Now imagine that the requirements changed, and we now have to summarize data to the minute.
That would be 60 minutes x 24 hours x 365 days x 12 years (roughly) = 6,307,000 records.
Add another 10 years of data and our time dimension would have over 10,000,000 records!
Performance Consideration:
In Analysis Services 2000, all dimension data is loaded into main memory when processing. Large dimensions (more than 100k records) were avoided where possible. Otherwise there could be performance problems when processing the cubes on servers with moderate amounts of memory.
Because of this performance restriction, and my own desire for efficiency, I would normally separate the hours/minutes data into their own dimensions, one for “Days / Dates”, one for “Hours / Minutes”.
Using our example above, the “Day/Date” dimension would have one record for every day since 1995, or 4380 records. The “Hour/Minute” dimension would have one record for every minute of every hour for just one day, or 1440 records.
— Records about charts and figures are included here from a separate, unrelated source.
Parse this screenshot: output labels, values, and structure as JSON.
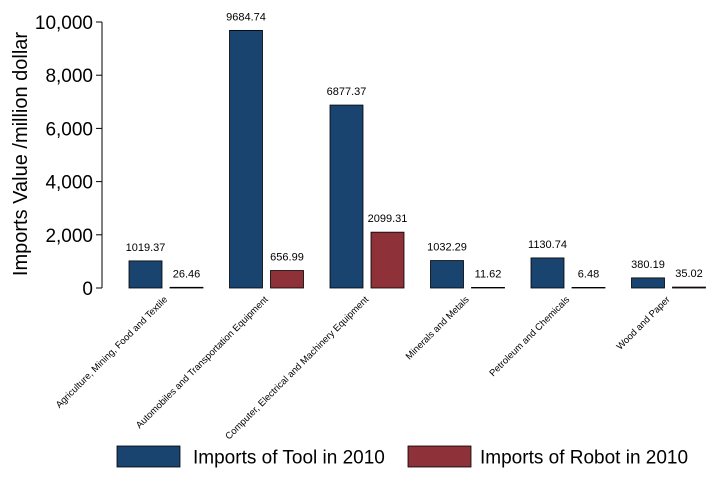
{
  "chart_data": {
    "type": "bar",
    "title": "",
    "xlabel": "",
    "ylabel": "Imports Value /million dollar",
    "ylim": [
      0,
      10000
    ],
    "yticks": [
      0,
      2000,
      4000,
      6000,
      8000,
      10000
    ],
    "ytick_labels": [
      "0",
      "2,000",
      "4,000",
      "6,000",
      "8,000",
      "10,000"
    ],
    "grid": false,
    "legend_position": "bottom",
    "categories": [
      "Agriculture, Mining, Food and Textile",
      "Automobiles and Transportation Equipment",
      "Computer, Electrical and Machinery Equipment",
      "Minerals and Metals",
      "Petroleum and Chemicals",
      "Wood and Paper"
    ],
    "series": [
      {
        "name": "Imports of Tool in 2010",
        "color": "#1a4470",
        "values": [
          1019.37,
          9684.74,
          6877.37,
          1032.29,
          1130.74,
          380.19
        ],
        "labels": [
          "1019.37",
          "9684.74",
          "6877.37",
          "1032.29",
          "1130.74",
          "380.19"
        ]
      },
      {
        "name": "Imports of Robot in 2010",
        "color": "#8e3139",
        "values": [
          26.46,
          656.99,
          2099.31,
          11.62,
          6.48,
          35.02
        ],
        "labels": [
          "26.46",
          "656.99",
          "2099.31",
          "11.62",
          "6.48",
          "35.02"
        ]
      }
    ]
  }
}
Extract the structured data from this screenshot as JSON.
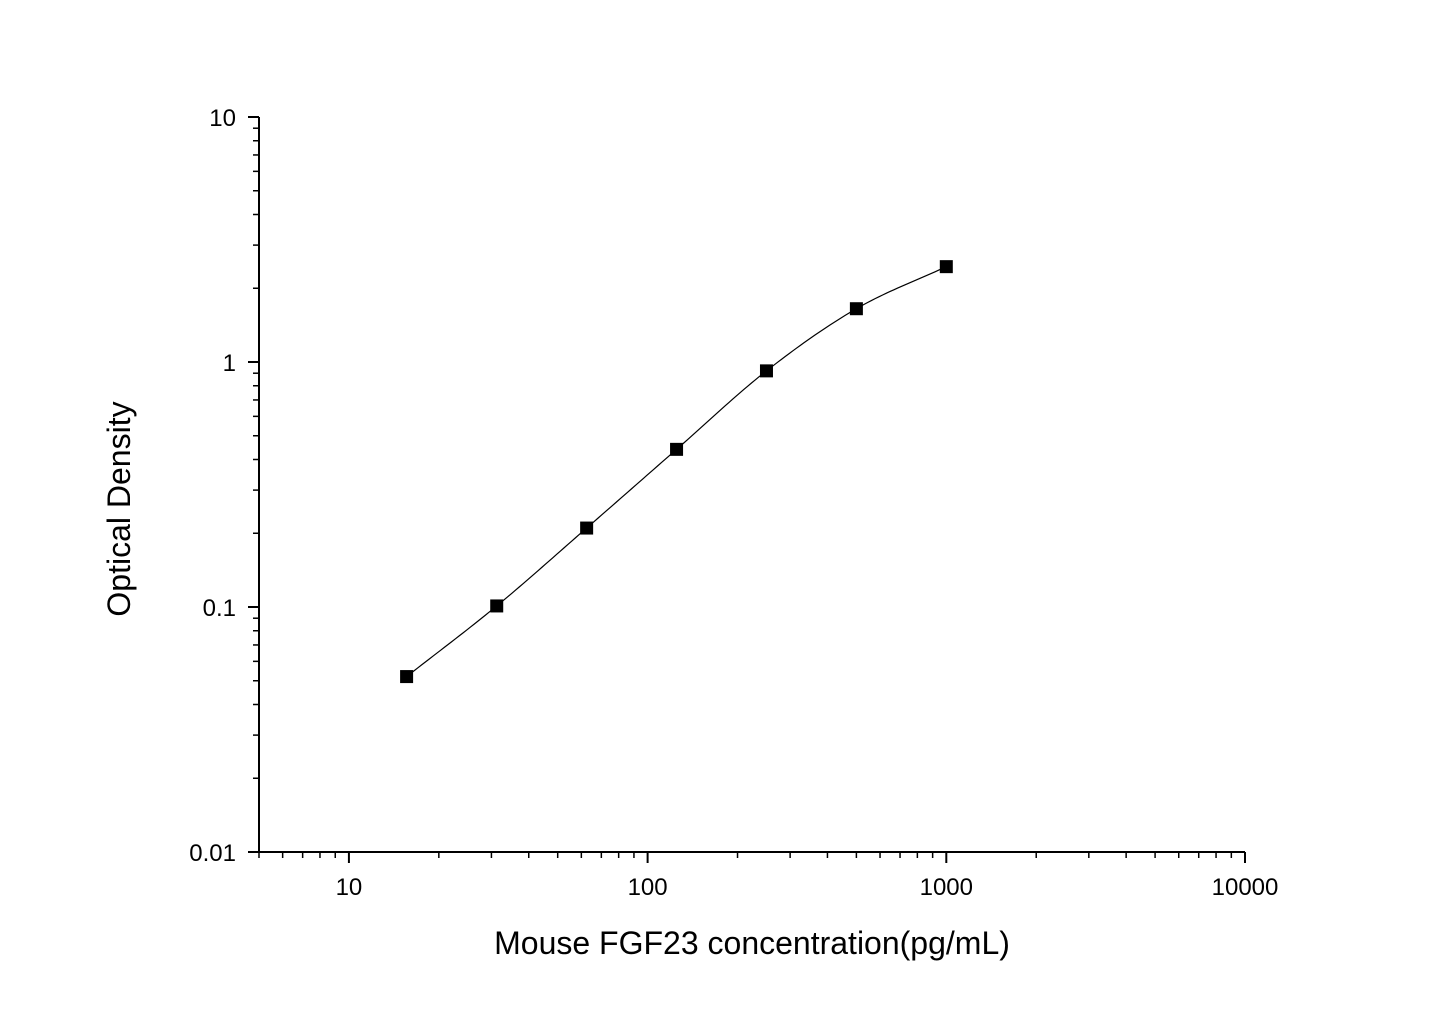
{
  "chart_data": {
    "type": "scatter",
    "title": "",
    "xlabel": "Mouse FGF23 concentration(pg/mL)",
    "ylabel": "Optical Density",
    "xscale": "log",
    "yscale": "log",
    "xlim": [
      5,
      10000
    ],
    "ylim": [
      0.01,
      10
    ],
    "x_ticks": [
      {
        "value": 10,
        "label": "10"
      },
      {
        "value": 100,
        "label": "100"
      },
      {
        "value": 1000,
        "label": "1000"
      },
      {
        "value": 10000,
        "label": "10000"
      }
    ],
    "y_ticks": [
      {
        "value": 0.01,
        "label": "0.01"
      },
      {
        "value": 0.1,
        "label": "0.1"
      },
      {
        "value": 1,
        "label": "1"
      },
      {
        "value": 10,
        "label": "10"
      }
    ],
    "grid": false,
    "legend": "none",
    "fit_curve": true,
    "marker": "square",
    "color": "#000000",
    "series": [
      {
        "x": [
          15.6,
          31.25,
          62.5,
          125,
          250,
          500,
          1000
        ],
        "y": [
          0.052,
          0.101,
          0.21,
          0.44,
          0.92,
          1.65,
          2.45
        ]
      }
    ]
  }
}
There is no reason to repeat this data i.e. for every day of the year, because each day always has 24 hours and each hour always has 60 minutes.
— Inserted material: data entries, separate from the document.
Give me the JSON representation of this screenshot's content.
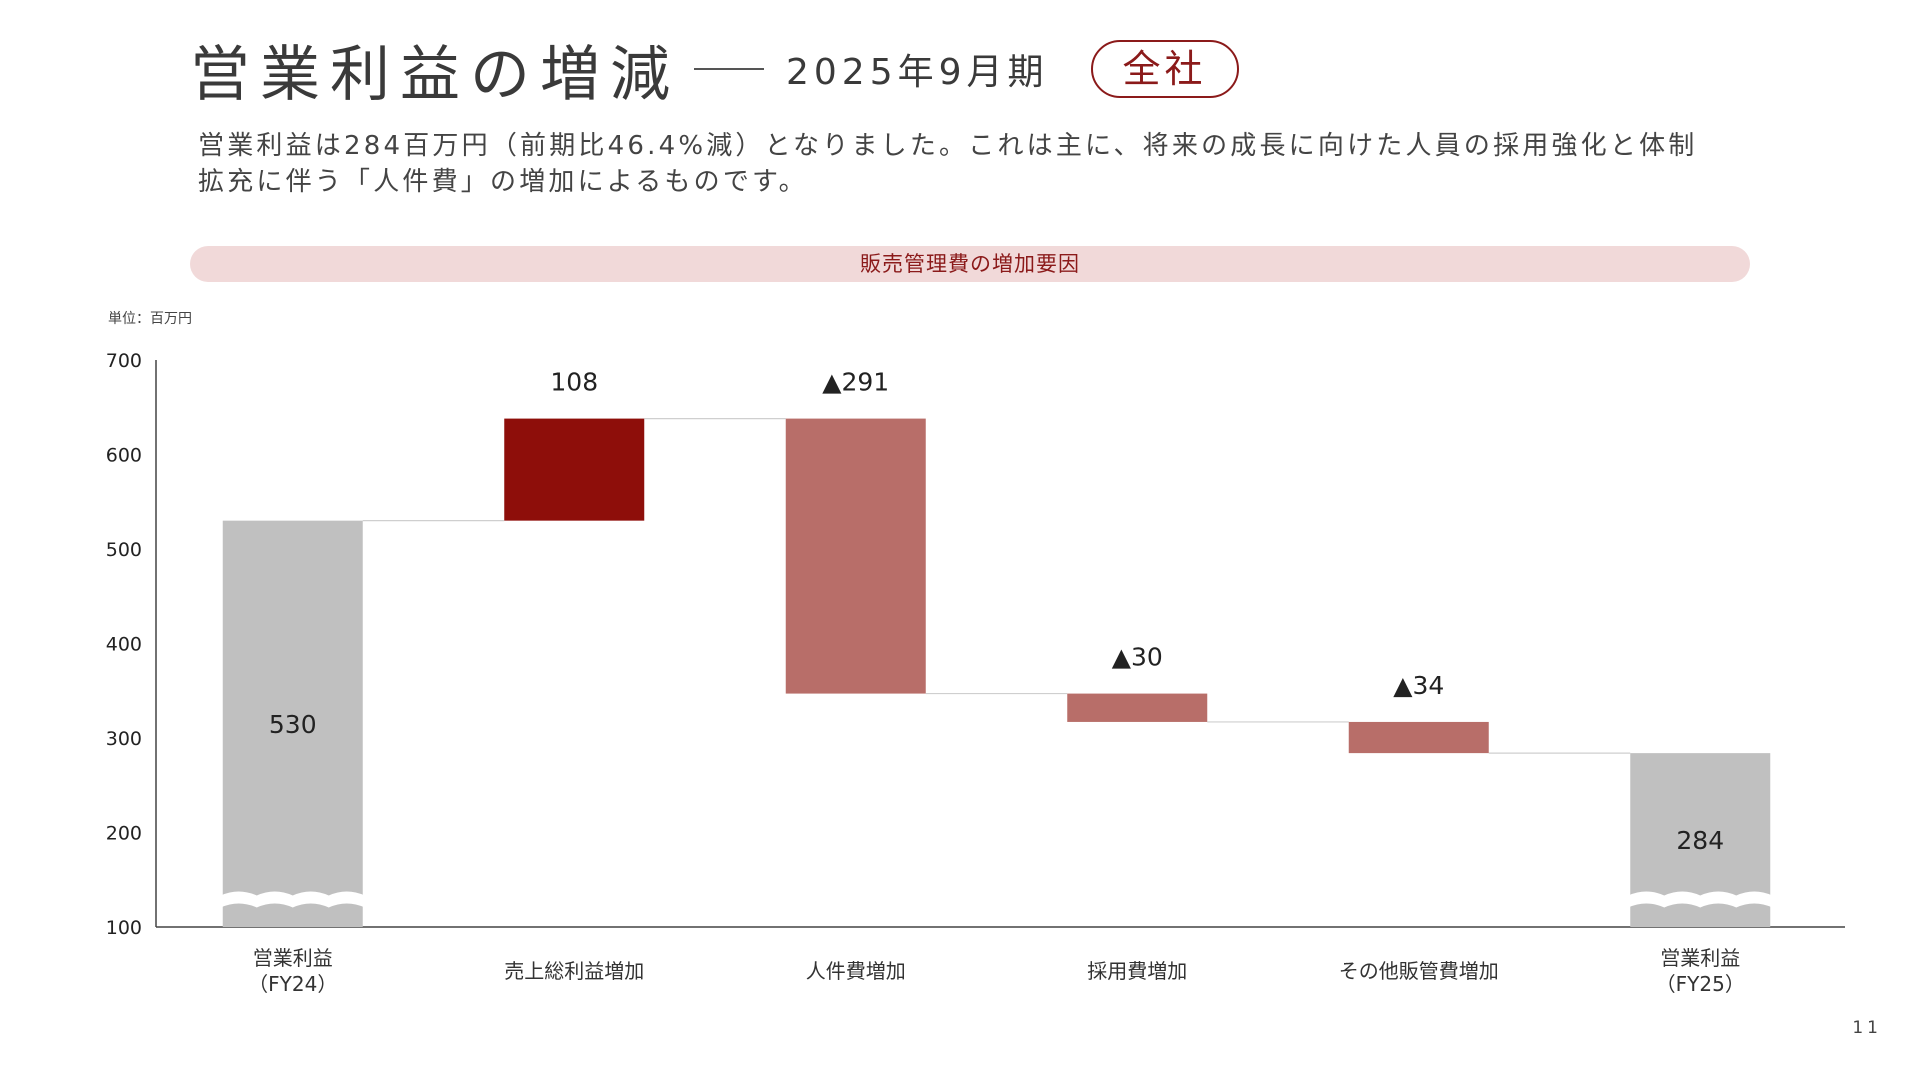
{
  "header": {
    "title": "営業利益の増減",
    "period": "2025年9月期",
    "badge": "全社"
  },
  "description": "営業利益は284百万円（前期比46.4%減）となりました。これは主に、将来の成長に向けた人員の採用強化と体制拡充に伴う「人件費」の増加によるものです。",
  "banner": "販売管理費の増加要因",
  "unit_label": "単位：百万円",
  "page_number": "11",
  "colors": {
    "total": "#c0c0c0",
    "increase": "#8e0e0a",
    "decrease": "#b86e69",
    "accent": "#8b1a1a"
  },
  "chart_data": {
    "type": "waterfall",
    "ylim": [
      100,
      700
    ],
    "yticks": [
      100,
      200,
      300,
      400,
      500,
      600,
      700
    ],
    "axis_break": true,
    "bars": [
      {
        "category": [
          "営業利益",
          "（FY24）"
        ],
        "kind": "total",
        "start": 100,
        "end": 530,
        "label": "530",
        "label_pos": "inside"
      },
      {
        "category": [
          "売上総利益増加"
        ],
        "kind": "increase",
        "start": 530,
        "end": 638,
        "label": "108",
        "label_pos": "above"
      },
      {
        "category": [
          "人件費増加"
        ],
        "kind": "decrease",
        "start": 638,
        "end": 347,
        "label": "▲291",
        "label_pos": "above"
      },
      {
        "category": [
          "採用費増加"
        ],
        "kind": "decrease",
        "start": 347,
        "end": 317,
        "label": "▲30",
        "label_pos": "above"
      },
      {
        "category": [
          "その他販管費増加"
        ],
        "kind": "decrease",
        "start": 317,
        "end": 284,
        "label": "▲34",
        "label_pos": "above"
      },
      {
        "category": [
          "営業利益",
          "（FY25）"
        ],
        "kind": "total",
        "start": 100,
        "end": 284,
        "label": "284",
        "label_pos": "inside"
      }
    ]
  }
}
As you can see, 6000 records in two dimensions can be used to contain the exact same amount of data as 6,000,000 records in one dimension.
Findings:
Analysis Services 2005 does not need to load the entire dimension into memory when processing, so the performance restriction is no longer an issue. Analysis Services 2005 also has many built in functions and examples that assume you have one time dimension containing ALL time periods. Taking advantage of these built in functions and examples add great value to the reporting capabilities of our cubes while decreasing the time to deploy.
Summary: I believe it is worthwhile to have a traditional time dimension called “TimeDIM” which will have one record for every hour of every day for all the time periods for which you have data. In addition I would also create “Day/Date” and “Hour/Minute” dimensions because they are quite handy for reports at the Date and/or Hour level and they take up relatively little disk space.